2) Prééminence de saint Joseph par rapport à tout autre saint
C'est la conclusion de ce qui précède. Saint Joseph, après Marie, a été la créature la plus unie à Jésus, et cette union provenait d'une mission exceptionnelle, qui n'a été confiée à aucun autre saint, et qui se rapportait au mystère même de l'Auteur de la grâce. Mais la prééminence de saint Joseph pose quelques difficultés qu'il importe de résoudre. Disons immédiatement que la place assignée par la liturgie au nom de saint Joseph après celui de saint Jean-Baptiste n'implique aucune infériorité en saint Joseph au point de vue de la sainteté.

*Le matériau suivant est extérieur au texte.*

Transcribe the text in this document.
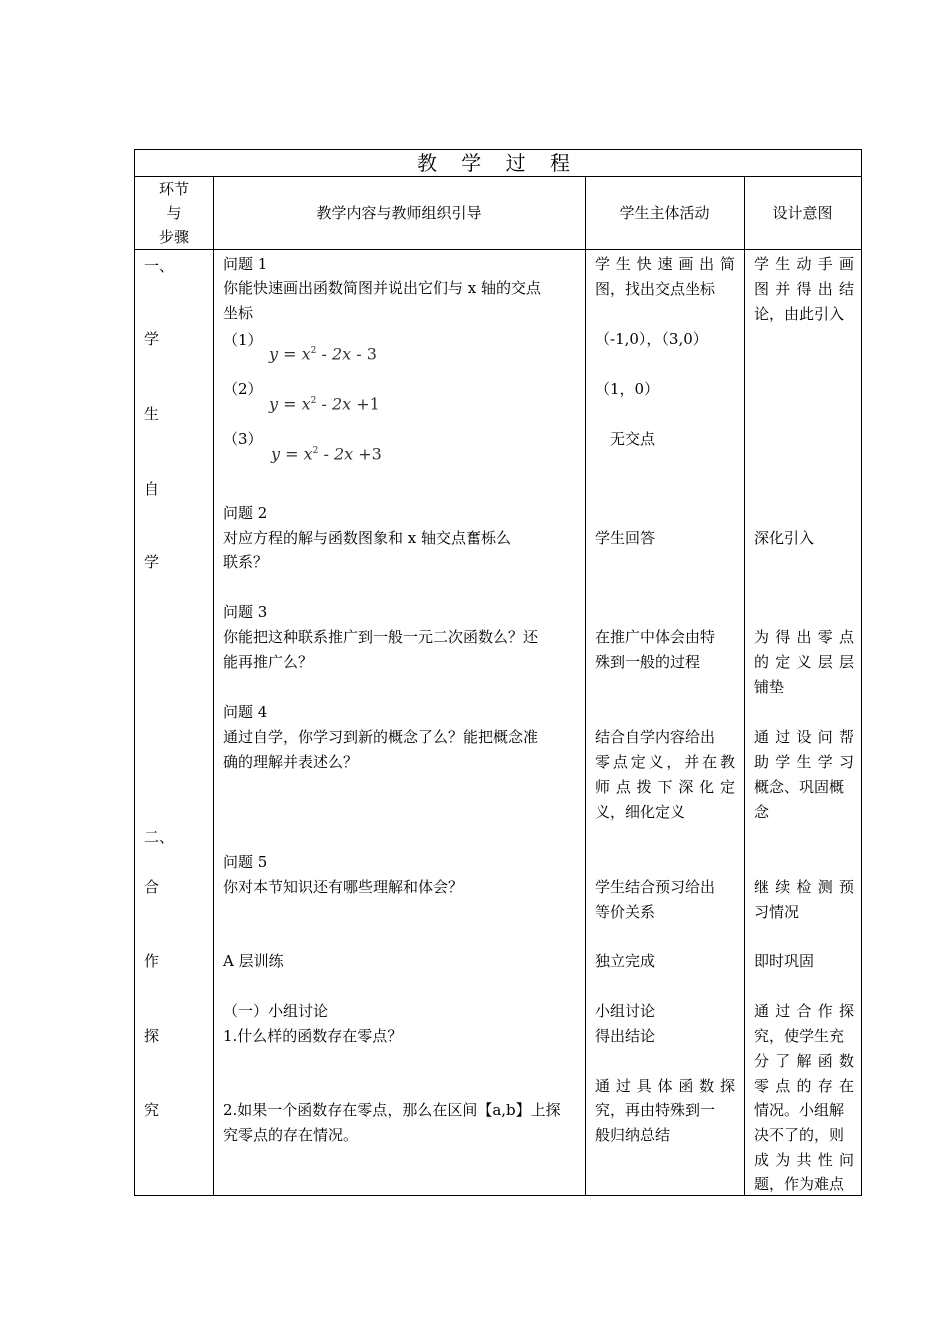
教 学 过 程
环节
与
步骤
教学内容与教师组织引导	学生主体活动	设计意图
一、
学
生
自
学
二、
合
作
探
究
问题 1
你能快速画出函数简图并说出它们与 x 轴的交点
坐标
（1）
$y = x^2 - 2x - 3$
（2）
$y = x^2 - 2x +1$
（3）
$y = x^2 - 2x +3$
问题 2
对应方程的解与函数图象和 x 轴交点奮栎么
联系？
问题 3
你能把这种联系推广到一般一元二次函数么？还
能再推广么？
问题 4
通过自学，你学习到新的概念了么？能把概念准
确的理解并表述么？
问题 5
你对本节知识还有哪些理解和体会？
A 层训练
（一）小组讨论
1.什么样的函数存在零点？
2.如果一个函数存在零点，那么在区间【a,b】上探
究零点的存在情况。
学生快速画出简
图，找出交点坐标
（-1,0），（3,0）
（1，0）
无交点
学生回答
在推广中体会由特
殊到一般的过程
结合自学内容给出
零点定义，并在教
师点拨下深化定
义，细化定义
学生结合预习给出
等价关系
独立完成
小组讨论
得出结论
通过具体函数探
究，再由特殊到一
般归纳总结
学生动手画
图并得出结
论，由此引入
深化引入
为得出零点
的定义层层
铺垫
通过设问帮
助学生学习
概念、巩固概
念
继续检测预
习情况
即时巩固
通过合作探
究，使学生充
分了解函数
零点的存在
情况。小组解
决不了的，则
成为共性问
题，作为难点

Voir sur ce point Analecta juris pontificii, XXe série, 1881, col. 824-843.
a) Saint Joseph et saint Jean-Baptiste.
La difficulté vient du texte de Matthieu, XI, 11. Si Jean a été proclamé par Jésus lui-même « le plus grand de ceux qui sont nés d'une femme » n'est-il pas, par là même, le plus grand des saints ? Ainsi l'ont pensé saint Cyrille d'Alexandrie, Thesaurus, P. G., t. LXXV, col. 157; saint Jean Chrysostome, In Matth., homil. XXXVII. n. 2, P. G., t. CII, col. 421; saint Augustin, Contra adversarium legis et prophetarum, 1. II ,c. v, n. 20, P. L., t. XLII, col. 650; et parmi les exégètes catholiques, dans leurs commentaires sur le premier évangile, Denys le Chartreux, Maldonat, Jansénius, Jean de Sylveira, Barradas, Tirin, etc. Mais une telle exégèse est en dehors du sens que présente le texte. La phrase qui suit l'indique clairement. Jésus, ayant fait l'éloge du Précurseur, auquel, en tant que Précurseur, aucun autre homme ne saurait être comparé, ajoute, en jetant un regard sur le royaume à venir, que « même les membres inférieurs de son Église, même les plus petits d'entre les chrétiens l'emportent sur saint Jean-Baptiste, quelle que soit d'ailleurs la grandeur du Précurseur. » Fillion, Évangile selon S. Matthieu, p. 222. Cf. Évangile selon S. Luc, p. 157. C'est donc en tant que dernier représentant de l'Ancienne Loi, dont il est le dernier prophète, que Jean est proclamé le plus grand des hommes; sa valeur personnelle, sa sainteté, ses vertus individuelles sont hors de cause : avec la plupart des commentateurs, il faut reconnaître qu'ici Jésus-Christ ne parle de Jean-Baptiste qu'en fonction de sa mission prophétique, qui clôt l'Ancien et annonce le Nouveau. Cf. Van Steenkiste, Commentarius in Evangelium secundum Matthaeum; Lagrange, Évangile .selon S. Matthieu, p. 222; Knabenbauer, Evangelium secundum Matthaeum, t. I, p. 429-431. On trouvera dans ce dernier auteur les déclarations faites en ce sens par Albert le Grand, saint Thomas, Tolet, etc. Sur le texte parallèle de Luc., VII, 28, voir Lagrange, Évangile selon S. Luc, p. 221. Cf. Billot, De Ecclesia, Prato, 1909, p. 74, et surtout D. Buzy, Saint Jean-Baptiste, Paris, 1922, part. III, c. 3.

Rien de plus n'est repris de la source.